他们肯定不能成为男女朋友,但韩砚岑会告诉曲明音,她对于他来说是最特别,最重要的存在。
她在他这里拥有最高权限,不仅可以干预他谈恋爱,还可以自由支配他拥有的全部东西。
这些话韩砚岑没能说出口。
因为他发现曲明音好像根本没有为昨天的事而生气。
仿佛昨天的不愉快不存在似的,她像往常一样和他并肩走出小区,在街角随便挑了家早餐店吃饭,然后再慢慢悠悠地走进校园。
这期间,他们没有一刻冷场。
甚至不需要韩砚岑主动找话题,曲明音和他谈话剧,聊专业课,讲脾气古怪的老师……
曲明音越是正常,韩砚岑心里就越是不安。
他宁愿曲明音冷着他,不跟他说话,也不想看到她当做无事发生,用一副不在乎的态度跟他相处。

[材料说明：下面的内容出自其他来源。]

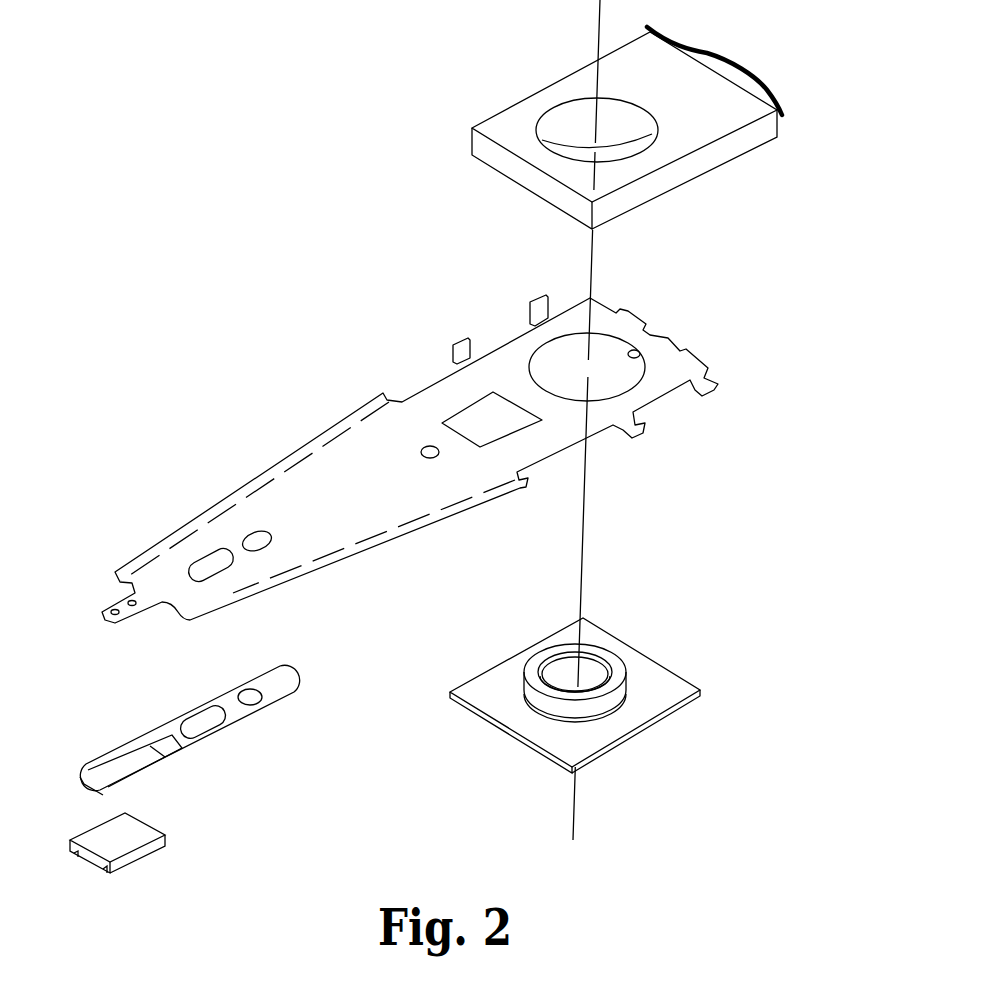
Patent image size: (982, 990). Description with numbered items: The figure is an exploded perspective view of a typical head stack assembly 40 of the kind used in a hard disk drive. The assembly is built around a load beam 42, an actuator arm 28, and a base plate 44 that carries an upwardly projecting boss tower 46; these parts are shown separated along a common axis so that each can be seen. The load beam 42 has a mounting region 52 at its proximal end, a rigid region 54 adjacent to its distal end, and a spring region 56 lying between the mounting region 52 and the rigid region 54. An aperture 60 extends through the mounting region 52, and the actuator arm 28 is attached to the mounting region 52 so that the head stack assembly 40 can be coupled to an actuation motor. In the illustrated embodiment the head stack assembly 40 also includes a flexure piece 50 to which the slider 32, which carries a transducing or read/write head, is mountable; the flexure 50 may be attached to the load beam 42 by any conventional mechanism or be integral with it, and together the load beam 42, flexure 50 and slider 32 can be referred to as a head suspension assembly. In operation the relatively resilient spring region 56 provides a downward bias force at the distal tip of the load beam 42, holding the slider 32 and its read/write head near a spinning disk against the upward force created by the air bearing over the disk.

The actuator arm 28 is at (635, 213).
The slider 32 is at (145, 863).
The head stack assembly 40 is at (357, 222).
The load beam 42 is at (411, 452).
The base plate 44 is at (593, 709).
The boss tower 46 is at (547, 705).
The flexure piece 50 is at (217, 745).
The mounting region 52 is at (510, 353).
The rigid region 54 is at (287, 493).
The spring region 56 is at (437, 400).
The aperture 60 is at (630, 352).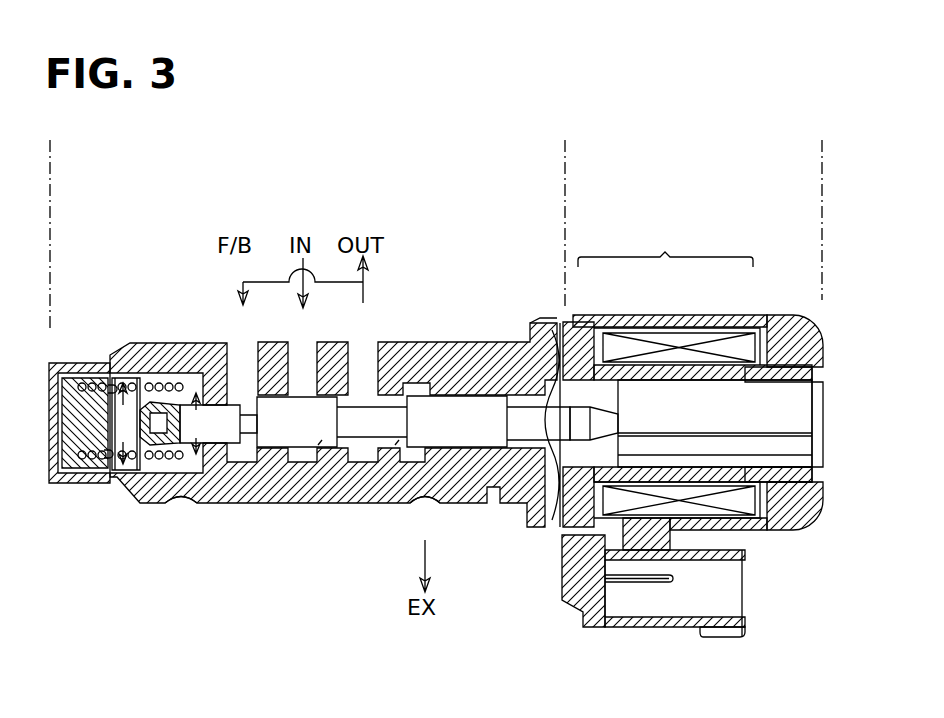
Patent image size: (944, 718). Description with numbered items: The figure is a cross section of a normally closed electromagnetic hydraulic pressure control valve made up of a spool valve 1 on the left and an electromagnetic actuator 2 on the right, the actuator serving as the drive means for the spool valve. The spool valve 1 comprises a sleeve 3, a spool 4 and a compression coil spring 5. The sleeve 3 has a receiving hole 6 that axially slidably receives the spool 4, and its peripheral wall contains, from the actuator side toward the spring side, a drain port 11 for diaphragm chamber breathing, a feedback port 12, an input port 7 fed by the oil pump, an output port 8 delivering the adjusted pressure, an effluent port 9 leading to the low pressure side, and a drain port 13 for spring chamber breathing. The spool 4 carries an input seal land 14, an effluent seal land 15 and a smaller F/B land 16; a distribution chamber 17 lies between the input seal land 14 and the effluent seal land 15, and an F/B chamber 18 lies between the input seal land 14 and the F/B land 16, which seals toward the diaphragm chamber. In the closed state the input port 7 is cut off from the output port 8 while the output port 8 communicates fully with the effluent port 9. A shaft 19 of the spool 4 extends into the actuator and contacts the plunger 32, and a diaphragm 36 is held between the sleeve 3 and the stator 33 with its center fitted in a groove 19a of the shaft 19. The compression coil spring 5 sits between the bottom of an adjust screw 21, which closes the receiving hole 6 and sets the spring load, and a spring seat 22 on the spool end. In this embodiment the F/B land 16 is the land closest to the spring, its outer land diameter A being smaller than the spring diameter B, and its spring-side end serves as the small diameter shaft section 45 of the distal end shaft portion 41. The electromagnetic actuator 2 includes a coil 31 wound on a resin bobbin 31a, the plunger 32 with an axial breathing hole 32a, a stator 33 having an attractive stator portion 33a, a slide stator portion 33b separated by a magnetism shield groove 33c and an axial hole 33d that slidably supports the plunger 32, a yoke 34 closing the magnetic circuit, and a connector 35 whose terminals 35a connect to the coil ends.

The spool valve 1 is at (563, 153).
The electromagnetic actuator 2 is at (820, 155).
The sleeve 3 is at (450, 345).
The spool 4 is at (352, 447).
The compression coil spring 5 is at (100, 462).
The receiving hole 6 is at (200, 345).
The input port 7 is at (306, 345).
The output port 8 is at (363, 347).
The effluent port 9 is at (423, 500).
The drain port 11 is at (530, 497).
The feedback (F/B) port 12 is at (255, 348).
The drain port 13 is at (182, 500).
The input seal land 14 is at (270, 440).
The effluent seal land 15 is at (462, 445).
The F/B land 16 is at (222, 446).
The distribution chamber 17 is at (390, 347).
The F/B chamber 18 is at (222, 405).
The shaft 19 is at (530, 413).
The groove 19a is at (548, 330).
The adjust screw 21 is at (86, 368).
The spring seat 22 is at (150, 400).
The coil 31 is at (737, 530).
The resin bobbin 31a is at (780, 531).
The plunger 32 is at (793, 415).
The hole 32a is at (797, 446).
The stator 33 is at (665, 246).
The attractive stator portion 33a is at (588, 330).
The slide stator portion 33b is at (715, 335).
The magnetism shield groove 33c is at (657, 330).
The axial hole 33d is at (780, 383).
The yoke 34 is at (780, 330).
The connector 35 is at (723, 643).
The terminals 35a is at (650, 584).
The diaphragm 36 is at (546, 515).
The distal end shaft portion 41 is at (180, 400).
The small diameter shaft section 45 is at (165, 462).
The outer land diameter A is at (204, 423).
The spring diameter B is at (122, 423).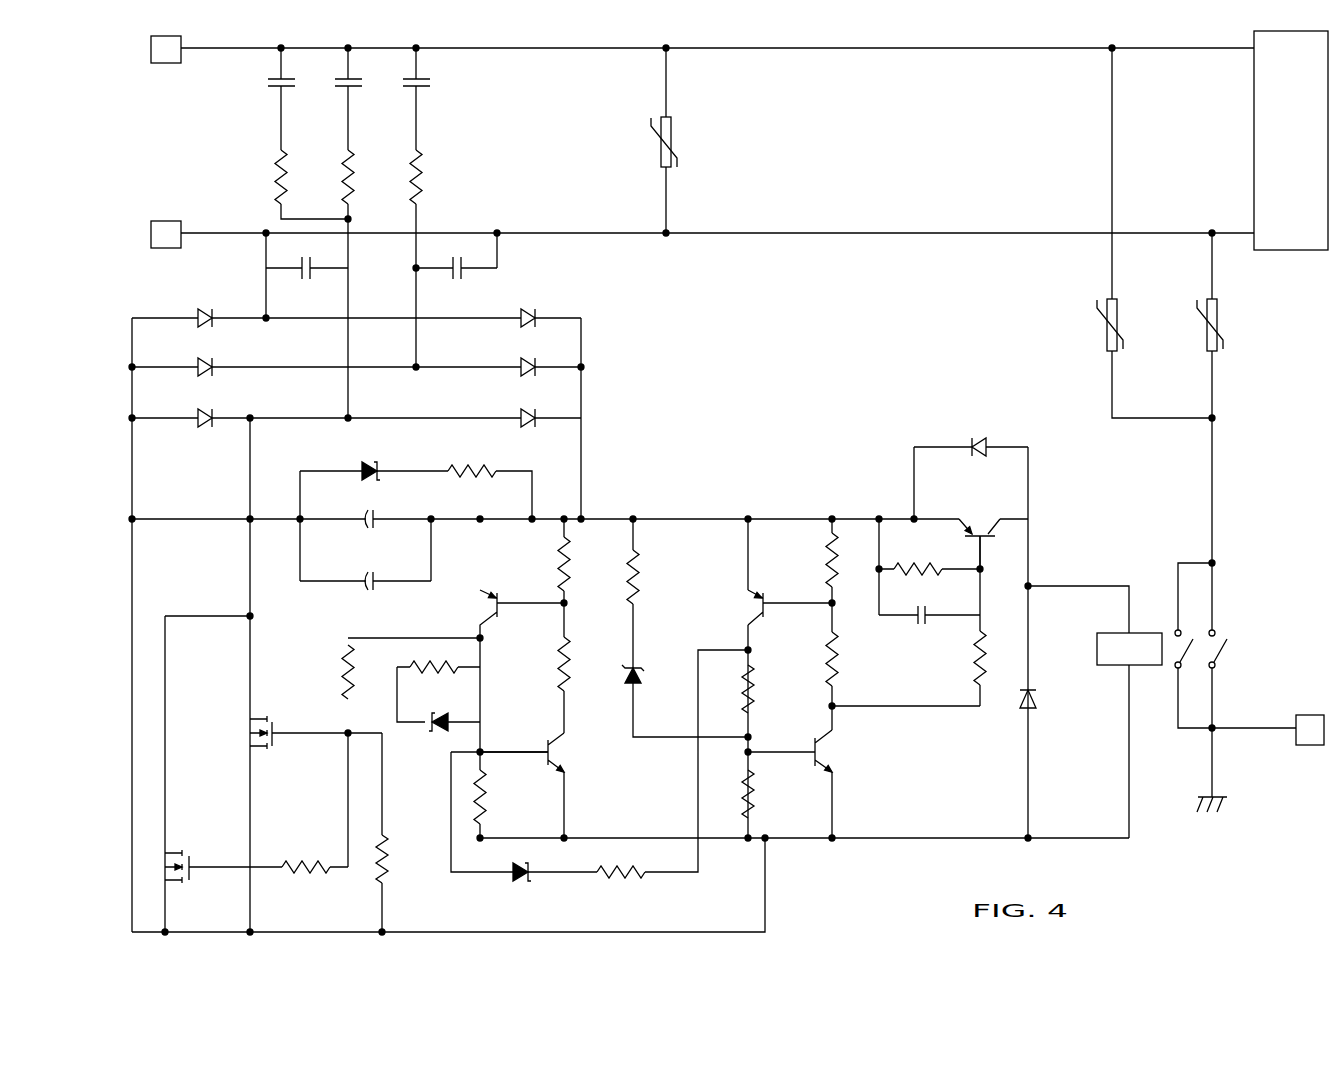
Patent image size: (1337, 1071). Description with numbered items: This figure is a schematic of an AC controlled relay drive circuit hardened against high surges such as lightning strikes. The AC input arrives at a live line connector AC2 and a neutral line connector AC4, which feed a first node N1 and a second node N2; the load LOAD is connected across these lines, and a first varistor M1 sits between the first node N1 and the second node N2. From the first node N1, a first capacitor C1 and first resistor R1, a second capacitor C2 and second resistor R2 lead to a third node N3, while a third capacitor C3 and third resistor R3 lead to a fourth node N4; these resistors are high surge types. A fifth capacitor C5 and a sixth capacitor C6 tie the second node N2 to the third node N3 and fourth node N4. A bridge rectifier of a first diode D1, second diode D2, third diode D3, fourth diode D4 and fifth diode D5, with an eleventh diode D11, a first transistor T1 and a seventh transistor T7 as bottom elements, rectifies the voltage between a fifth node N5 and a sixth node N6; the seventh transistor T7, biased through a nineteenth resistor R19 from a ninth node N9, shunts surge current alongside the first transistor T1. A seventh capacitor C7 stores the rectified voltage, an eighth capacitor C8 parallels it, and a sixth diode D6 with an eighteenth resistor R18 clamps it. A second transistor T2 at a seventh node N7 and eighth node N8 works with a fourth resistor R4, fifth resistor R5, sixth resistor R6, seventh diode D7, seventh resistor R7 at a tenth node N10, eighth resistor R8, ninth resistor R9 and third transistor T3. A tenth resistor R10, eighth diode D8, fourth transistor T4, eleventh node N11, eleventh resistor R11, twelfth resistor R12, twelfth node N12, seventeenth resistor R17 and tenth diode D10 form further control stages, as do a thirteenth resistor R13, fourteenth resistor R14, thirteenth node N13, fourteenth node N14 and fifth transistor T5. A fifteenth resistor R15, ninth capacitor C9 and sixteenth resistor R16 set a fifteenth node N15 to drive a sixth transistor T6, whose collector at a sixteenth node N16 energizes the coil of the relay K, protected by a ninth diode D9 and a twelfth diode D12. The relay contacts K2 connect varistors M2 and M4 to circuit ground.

在教学楼前分开时,韩砚岑企图把话题扯回昨天,“关于昨天的问题,我欠你一个回……”
“诶,我们这栋楼电梯昨天就坏了,我得爬楼梯上去。”曲明音哀叹着:“六层呢,希望中午能修好,我可不想下午再爬一趟。”
她是在有意逃避昨天的事吗?
不等韩砚岑想出个所以然,曲明音已经匆匆往教学楼里走,边走边叮嘱他,“中午去西五吃意大利面,别忘记叫上以昂一起。”
W大的西五食堂,以做正宗国外美食闻名。
曲明音用叉子卷起裹着浓浓番茄酱汁的意面送进嘴里时,江以昂正来回打量她和韩砚岑。
看了几眼,他得出结论,“你们吵架了。”
韩砚岑没吱声,他看到曲明音嘴角沾了番茄酱,下意识拿出纸巾帮她擦嘴。
按照平常,曲明音在看到他的手伸过来时,会自然无比地将脸往前面递一递,方便他更好的照顾自己。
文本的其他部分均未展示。